(LONDON) — Prince Harry and Meghan, the Duke and Duchess of Sussex, are heading to Africa.
The royals and new parents to son Archie will visit South Africa this fall.
Nigel Casey, the British High Commissioner to South Africa, confirmed Harry and Meghan’s visit Wednesday while delivering remarks at a reception in Pretoria, South Africa, for Queen Elizabeth II’s birthday.
“That’s great news for us,” Casey said. “I predict it’s also good news for the South African economy because I predict a hat and frock-buying frenzy … which could well restore economic growth all on its own.”
Casey’s comments are the first details revealed publicly about Harry and Meghan’s long-rumored plan to return to Africa on an official visit.
Buckingham Palace has not released any details of the future trip. Meghan gave birth to the couple’s first child on May 6 and has been on maternity leave since then.
Royah Nikkhah, royal correspondent for The Sunday Times, told Good Morning America in April that the couple was planning to take Archie with them to Africa.
“As it stands the plan is that Harry and Meghan and their newborn baby, in probably about six months, will take a trip to Africa and tour several countries in Africa, and around October time probably visit two or three different Commonwealth nations, which are of course the nations in Africa that have a close relationship with the U.K.,” Nikkhah said in April.
“The countries that they will be going to haven’t been decided yet. That’s a discussion that is ongoing between the government and some of the host nations who want to have Harry and Meghan,” she added. “The tour will be on behalf of the government but very likely to be some countries that Harry and Meghan have a close connection with.”
If Archie comes with Harry and Meghan, he will be one of the youngest royals to travel on an official trip overseas.
Meghan, 37, was named in March as vice president of the Queen’s Commonwealth Trust, an organization that supports and connects young leaders in the Commonwealth, which includes countries in Africa. Harry, 34, was named Commonwealth Youth Ambassador last year by Queen Elizabeth.
Africa is also close to both Harry and Meghan’s hearts.
It’s where Harry whisked Meghan away a few weeks after the couple’s first date in 2017.
“I managed to persuade her to come and join me in Botswana and we camped out with each other under the stars,” Harry said in a post-engagement interview last year. “She came and joined me for five days out there, which was absolutely fantastic, so then we were really by ourselves, which I think was crucial to me to make sure we had a chance to get to know each other.”
Harry, who established his charity, Sentebale, in the African country of Lesotho in 2006, also included a piece of Botswana in Meghan’s engagement ring.

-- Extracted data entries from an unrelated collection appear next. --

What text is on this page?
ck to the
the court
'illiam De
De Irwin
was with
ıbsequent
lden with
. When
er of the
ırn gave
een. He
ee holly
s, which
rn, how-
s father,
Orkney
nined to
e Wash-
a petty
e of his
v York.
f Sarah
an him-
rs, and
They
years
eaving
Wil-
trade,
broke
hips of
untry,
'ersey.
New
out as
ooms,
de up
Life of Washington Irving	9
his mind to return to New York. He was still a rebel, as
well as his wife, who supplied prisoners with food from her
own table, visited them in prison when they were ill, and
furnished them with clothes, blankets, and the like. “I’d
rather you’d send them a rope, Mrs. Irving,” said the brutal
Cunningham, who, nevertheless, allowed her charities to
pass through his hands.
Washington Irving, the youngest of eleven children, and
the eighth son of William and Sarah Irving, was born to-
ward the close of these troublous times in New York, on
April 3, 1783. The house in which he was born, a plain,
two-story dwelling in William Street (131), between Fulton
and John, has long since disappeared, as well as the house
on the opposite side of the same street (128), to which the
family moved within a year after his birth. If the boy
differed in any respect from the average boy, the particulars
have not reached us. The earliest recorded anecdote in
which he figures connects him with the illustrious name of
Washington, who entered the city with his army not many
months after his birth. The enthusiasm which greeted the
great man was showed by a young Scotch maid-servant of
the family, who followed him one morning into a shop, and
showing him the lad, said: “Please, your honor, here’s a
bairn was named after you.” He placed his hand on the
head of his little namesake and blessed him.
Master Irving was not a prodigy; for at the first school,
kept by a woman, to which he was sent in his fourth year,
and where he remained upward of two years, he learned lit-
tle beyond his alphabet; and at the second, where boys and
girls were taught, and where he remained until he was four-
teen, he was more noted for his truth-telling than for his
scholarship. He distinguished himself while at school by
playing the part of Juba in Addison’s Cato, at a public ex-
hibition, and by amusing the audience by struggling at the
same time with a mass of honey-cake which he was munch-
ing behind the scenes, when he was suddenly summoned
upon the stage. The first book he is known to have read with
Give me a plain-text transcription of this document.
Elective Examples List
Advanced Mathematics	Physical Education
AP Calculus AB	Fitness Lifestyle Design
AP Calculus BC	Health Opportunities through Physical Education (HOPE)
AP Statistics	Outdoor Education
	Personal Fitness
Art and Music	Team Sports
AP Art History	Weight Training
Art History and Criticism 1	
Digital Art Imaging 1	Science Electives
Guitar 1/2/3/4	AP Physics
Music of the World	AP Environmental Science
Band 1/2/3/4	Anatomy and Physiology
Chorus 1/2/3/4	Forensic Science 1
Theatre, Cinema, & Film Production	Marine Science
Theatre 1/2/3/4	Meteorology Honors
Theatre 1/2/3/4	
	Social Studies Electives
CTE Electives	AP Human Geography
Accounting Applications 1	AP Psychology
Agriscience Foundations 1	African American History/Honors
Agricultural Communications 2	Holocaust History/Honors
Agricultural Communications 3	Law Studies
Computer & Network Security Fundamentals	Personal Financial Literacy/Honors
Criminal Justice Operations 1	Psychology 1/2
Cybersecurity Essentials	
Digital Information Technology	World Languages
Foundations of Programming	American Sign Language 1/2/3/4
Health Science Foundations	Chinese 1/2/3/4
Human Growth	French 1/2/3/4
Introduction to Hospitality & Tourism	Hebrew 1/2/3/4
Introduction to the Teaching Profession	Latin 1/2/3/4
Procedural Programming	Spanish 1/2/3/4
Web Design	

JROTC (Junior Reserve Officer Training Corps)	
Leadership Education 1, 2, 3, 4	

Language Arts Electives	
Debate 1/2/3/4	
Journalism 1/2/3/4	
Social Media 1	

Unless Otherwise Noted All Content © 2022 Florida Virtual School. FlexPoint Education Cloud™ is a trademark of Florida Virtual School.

The main stone in Meghan’s ring is sourced from Botswana, while the diamonds surrounding it are from the jewelry collection of Harry’s mother, the late Princess Diana.
Harry has also said in previous interviews that Botswana will always have sentimental value to him because Africa is where he and Prince Charles and Prince William went to “get away from it all” after Diana’s death in 1997.